Test data as a part of software development is the poor relation that has been ignored for far too long. That is striking since it’s one of the biggest bottlenecks in software testing. Several studies, including our own Test Data Management Research – State of the Art 2020-2021, show that:

Test data is refreshed at too low a frequency, which can be detrimental to the quality
In many organizations, multiple teams have to share their test database with others
Refreshes cause long waiting time: one data refresh takes 6 days on average

These attributes cause infarction in your CI/CD pipeline. But if you turn that around, good quality and fast test data can actually act as an accelerator!

So how do you implement test data into your CI/CD pipeline? Let’s start at the beginning. Take a good look at your system under test. What kind of data does it need?

Compliant Test Data

First of all, most testers give preference to production data for testing purposes. That makes perfect sense because when your application tests succeed using a copy of production, you may assume that the application will work in production, too. But when your production data contains personal (customer) information, it may not be used for testing purposes. Various laws and regulations like GDPR, PCI, and HIPAA have established this. So you need to think about an alternative.

Actually, there are two options:

Mask the privacy-sensitive data in your test database
Generate synthetic test data

Both methods have their pros and cons. In short, masking your test data will keep your test database as production-like as possible, where mutual relationships within the data model are preserved. Generating synthetic data guarantees that no personal data can be leaked since you’re using fake data.

Our advice? Use a combination of techniques to ensure that your test data is both qualitative (production-like) and compliant.

Exclusive Test Databases

When you’re sure that your test data is compliant and of the right quality, you need to think about who may use which database. The last thing you need is another team messing up your test database while you’re trying to do your job.

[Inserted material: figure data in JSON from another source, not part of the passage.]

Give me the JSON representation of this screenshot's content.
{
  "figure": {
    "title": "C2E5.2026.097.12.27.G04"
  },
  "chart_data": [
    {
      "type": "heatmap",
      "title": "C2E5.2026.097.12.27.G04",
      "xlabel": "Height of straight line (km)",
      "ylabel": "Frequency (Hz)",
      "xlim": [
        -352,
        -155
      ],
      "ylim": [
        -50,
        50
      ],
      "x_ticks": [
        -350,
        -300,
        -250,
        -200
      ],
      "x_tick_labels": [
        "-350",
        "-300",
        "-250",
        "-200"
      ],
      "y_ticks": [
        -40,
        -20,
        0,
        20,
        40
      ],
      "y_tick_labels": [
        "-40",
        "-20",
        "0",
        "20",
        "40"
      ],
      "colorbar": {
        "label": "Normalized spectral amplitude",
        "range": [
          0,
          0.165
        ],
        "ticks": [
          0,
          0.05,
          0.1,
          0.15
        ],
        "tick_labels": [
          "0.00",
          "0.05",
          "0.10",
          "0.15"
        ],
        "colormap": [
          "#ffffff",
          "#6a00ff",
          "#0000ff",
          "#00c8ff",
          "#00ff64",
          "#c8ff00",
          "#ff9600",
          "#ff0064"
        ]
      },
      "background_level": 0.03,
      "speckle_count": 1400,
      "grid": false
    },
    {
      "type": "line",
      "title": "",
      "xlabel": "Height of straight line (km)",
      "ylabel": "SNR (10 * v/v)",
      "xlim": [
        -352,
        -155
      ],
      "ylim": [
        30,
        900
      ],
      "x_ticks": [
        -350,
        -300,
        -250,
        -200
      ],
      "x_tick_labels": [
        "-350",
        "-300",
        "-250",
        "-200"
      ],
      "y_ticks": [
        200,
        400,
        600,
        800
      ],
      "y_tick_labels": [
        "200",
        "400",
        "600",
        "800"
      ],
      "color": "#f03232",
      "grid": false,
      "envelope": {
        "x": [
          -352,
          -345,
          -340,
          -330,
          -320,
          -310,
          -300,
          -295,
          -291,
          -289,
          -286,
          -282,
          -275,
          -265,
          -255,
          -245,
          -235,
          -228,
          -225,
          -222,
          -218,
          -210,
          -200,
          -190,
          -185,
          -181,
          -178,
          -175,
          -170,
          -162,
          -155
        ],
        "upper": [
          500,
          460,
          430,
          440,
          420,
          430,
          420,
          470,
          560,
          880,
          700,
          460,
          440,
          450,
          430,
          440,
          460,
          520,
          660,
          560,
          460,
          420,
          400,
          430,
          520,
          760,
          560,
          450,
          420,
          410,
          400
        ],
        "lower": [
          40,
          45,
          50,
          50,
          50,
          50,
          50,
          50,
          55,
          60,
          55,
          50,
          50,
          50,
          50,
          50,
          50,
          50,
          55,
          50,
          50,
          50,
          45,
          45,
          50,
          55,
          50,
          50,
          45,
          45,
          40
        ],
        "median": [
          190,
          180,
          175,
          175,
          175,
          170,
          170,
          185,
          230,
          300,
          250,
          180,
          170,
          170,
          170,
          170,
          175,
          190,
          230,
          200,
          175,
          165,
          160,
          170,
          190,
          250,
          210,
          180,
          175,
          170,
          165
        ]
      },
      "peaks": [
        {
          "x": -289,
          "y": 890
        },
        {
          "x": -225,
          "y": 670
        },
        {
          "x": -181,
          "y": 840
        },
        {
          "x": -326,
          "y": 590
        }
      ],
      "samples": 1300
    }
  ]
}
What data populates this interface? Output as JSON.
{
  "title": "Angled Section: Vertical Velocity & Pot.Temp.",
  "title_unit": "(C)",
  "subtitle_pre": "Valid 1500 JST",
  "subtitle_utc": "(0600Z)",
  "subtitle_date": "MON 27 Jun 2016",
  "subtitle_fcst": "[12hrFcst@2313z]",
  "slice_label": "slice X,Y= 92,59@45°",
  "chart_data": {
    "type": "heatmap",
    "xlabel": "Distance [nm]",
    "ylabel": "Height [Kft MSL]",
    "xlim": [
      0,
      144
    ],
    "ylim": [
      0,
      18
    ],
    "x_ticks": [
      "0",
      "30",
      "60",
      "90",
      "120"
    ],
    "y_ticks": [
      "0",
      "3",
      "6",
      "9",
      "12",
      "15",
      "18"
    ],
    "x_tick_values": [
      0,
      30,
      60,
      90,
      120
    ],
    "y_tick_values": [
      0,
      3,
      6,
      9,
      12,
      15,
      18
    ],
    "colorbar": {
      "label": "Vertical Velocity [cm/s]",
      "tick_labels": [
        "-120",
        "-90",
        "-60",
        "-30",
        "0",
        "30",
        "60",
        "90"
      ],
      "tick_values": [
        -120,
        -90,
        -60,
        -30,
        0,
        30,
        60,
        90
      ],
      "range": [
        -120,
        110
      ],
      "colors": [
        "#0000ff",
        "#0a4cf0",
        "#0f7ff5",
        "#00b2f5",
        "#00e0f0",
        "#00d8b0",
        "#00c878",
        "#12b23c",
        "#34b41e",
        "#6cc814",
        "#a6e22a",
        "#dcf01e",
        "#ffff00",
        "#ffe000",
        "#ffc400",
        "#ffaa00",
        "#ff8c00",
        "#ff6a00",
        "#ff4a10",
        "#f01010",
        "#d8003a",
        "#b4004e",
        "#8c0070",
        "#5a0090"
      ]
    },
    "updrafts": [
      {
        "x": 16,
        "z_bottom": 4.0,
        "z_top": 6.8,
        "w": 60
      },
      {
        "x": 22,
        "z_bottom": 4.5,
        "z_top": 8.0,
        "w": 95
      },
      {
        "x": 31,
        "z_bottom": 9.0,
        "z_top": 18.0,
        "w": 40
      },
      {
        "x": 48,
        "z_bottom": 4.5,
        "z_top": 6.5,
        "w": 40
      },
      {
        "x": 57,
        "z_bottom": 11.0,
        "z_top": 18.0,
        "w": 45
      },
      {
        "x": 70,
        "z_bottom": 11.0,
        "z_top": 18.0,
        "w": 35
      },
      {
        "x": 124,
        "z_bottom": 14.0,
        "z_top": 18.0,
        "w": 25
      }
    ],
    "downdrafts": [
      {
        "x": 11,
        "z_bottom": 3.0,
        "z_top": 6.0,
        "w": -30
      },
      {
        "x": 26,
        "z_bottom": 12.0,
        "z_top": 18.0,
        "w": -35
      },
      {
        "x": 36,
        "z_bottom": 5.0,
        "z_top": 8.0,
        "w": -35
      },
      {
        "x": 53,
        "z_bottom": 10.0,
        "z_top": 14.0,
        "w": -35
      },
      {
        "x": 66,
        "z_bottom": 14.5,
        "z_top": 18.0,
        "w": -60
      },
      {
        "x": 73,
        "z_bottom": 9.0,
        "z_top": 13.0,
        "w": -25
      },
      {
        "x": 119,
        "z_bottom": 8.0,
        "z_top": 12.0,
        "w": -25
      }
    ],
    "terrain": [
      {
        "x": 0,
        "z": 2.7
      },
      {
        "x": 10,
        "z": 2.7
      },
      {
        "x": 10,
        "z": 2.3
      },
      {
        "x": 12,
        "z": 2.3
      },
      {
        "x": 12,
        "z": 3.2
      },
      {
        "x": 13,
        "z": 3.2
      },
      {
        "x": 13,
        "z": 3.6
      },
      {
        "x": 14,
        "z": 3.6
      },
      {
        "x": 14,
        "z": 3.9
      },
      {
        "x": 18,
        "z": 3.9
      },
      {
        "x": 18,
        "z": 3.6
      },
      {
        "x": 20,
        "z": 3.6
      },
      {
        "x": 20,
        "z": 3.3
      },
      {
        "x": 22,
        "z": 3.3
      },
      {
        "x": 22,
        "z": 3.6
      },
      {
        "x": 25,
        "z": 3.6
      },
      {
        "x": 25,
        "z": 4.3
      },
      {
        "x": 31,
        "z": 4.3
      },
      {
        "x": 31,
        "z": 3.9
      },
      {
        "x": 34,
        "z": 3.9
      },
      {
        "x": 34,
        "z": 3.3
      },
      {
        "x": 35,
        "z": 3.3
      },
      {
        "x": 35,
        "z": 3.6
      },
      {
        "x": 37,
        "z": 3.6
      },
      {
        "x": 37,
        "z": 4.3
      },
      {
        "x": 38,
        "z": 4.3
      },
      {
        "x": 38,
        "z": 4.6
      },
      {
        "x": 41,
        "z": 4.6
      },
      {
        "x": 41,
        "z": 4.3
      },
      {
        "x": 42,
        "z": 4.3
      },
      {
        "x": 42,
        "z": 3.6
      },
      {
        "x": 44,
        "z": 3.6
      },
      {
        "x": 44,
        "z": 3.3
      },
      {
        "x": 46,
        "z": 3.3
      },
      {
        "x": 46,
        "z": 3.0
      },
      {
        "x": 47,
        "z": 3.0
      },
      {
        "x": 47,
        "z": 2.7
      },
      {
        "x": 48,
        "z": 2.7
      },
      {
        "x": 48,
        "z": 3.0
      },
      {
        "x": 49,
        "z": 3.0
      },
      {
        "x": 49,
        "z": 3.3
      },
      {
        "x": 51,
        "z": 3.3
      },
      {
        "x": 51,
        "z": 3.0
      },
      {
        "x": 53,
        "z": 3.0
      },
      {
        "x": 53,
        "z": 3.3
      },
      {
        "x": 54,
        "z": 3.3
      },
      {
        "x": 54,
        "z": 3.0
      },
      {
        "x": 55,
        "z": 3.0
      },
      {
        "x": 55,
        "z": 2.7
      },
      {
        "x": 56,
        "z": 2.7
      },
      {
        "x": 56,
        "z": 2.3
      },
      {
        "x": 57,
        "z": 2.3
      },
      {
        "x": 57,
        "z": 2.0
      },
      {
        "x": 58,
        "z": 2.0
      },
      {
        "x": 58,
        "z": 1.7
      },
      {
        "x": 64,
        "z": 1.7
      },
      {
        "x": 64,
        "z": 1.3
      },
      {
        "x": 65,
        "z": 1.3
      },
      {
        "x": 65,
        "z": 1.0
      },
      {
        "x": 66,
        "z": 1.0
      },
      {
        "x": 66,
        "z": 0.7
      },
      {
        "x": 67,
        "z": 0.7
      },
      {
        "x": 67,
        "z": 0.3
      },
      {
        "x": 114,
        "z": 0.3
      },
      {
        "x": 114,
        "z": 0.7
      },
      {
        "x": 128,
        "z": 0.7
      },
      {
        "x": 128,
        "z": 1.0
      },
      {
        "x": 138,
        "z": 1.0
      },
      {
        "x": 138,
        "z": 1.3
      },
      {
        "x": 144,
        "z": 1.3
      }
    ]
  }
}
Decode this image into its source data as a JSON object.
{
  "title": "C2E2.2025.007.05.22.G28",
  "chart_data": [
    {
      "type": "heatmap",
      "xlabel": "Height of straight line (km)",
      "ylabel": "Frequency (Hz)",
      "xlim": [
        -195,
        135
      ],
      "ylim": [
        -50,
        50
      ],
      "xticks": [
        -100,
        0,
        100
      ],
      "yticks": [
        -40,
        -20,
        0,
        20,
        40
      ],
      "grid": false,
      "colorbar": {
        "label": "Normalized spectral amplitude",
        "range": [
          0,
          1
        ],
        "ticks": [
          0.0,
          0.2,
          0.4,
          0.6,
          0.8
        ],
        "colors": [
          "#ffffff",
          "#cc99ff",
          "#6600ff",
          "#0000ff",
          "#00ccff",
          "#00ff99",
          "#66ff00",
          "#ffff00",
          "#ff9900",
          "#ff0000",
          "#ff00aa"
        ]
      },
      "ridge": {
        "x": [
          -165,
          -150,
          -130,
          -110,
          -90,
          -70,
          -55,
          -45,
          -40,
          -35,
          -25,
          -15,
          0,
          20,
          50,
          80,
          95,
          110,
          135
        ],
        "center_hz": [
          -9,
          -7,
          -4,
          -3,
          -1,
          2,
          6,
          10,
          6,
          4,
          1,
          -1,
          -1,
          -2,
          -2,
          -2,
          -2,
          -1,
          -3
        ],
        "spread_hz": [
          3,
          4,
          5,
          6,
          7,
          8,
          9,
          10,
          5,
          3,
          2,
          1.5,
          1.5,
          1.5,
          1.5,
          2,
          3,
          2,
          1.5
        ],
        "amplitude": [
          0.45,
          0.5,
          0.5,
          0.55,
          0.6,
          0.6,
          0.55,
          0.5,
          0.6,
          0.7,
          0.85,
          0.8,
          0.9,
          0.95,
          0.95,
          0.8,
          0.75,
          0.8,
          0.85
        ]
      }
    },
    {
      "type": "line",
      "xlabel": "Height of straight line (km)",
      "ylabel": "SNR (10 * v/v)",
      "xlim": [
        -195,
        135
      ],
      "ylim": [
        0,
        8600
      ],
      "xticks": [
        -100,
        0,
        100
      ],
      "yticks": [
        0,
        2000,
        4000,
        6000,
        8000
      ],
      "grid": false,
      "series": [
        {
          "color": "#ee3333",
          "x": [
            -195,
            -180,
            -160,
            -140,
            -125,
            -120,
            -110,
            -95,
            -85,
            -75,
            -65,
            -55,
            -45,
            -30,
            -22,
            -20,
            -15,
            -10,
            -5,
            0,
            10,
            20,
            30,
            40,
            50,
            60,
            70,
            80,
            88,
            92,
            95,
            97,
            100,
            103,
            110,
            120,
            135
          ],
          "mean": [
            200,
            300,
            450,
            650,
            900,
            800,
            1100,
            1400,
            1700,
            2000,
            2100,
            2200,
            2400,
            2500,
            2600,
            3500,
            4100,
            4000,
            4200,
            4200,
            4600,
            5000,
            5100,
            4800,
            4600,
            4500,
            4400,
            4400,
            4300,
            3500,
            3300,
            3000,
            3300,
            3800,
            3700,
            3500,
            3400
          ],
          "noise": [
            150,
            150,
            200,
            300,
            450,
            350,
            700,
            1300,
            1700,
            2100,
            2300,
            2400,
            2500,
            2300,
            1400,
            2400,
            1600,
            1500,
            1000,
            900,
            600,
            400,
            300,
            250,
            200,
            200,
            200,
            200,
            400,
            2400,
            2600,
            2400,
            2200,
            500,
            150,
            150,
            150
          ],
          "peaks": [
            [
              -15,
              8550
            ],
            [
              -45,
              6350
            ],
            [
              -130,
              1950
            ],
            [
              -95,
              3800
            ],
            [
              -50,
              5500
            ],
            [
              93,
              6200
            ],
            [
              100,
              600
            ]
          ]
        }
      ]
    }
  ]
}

The ideal world? Each team has its own test database. The reason we don't see this happening often is the costs involved. A full (masked) copy production can easily contain several terabytes of data. Just placing copies everywhere will increase your storage costs enormously.

The solution lies in test data subsetting. Using only a small part of a
(masked) production database makes it more feasible to give every test or QA team their own dataset. As a user, you can indicate which data you need for your tests, and the smart subset tool extracts exactly those records and any related records from other tables or systems. This results in a referential intact test data set of maybe only a few percent size.

Self-service Test Data Portal

Last, you want to shorten the time waiting on a refresh. On average, it takes 3.5 people to get a test data refresh, and it takes 6 days on average to actually get the data. This is very outdated.

With the help of a self-service test data portal, testers or QA engineers can easily deploy their own masked and/or subsetted test datasets without the interference of a test manager or a database administrator.

Imagine what this would mean for your CI/CD pipeline, how much time (and money) can be saved. And not to forget what the impact is on the quality of your product.

Conclusion

Good quality test data that is compliant and easily accessible, and refreshable can have a significant impact on your CI/CD pipeline. It will speed up your development and testing processes and helps to achieve the highest possible quality for your product.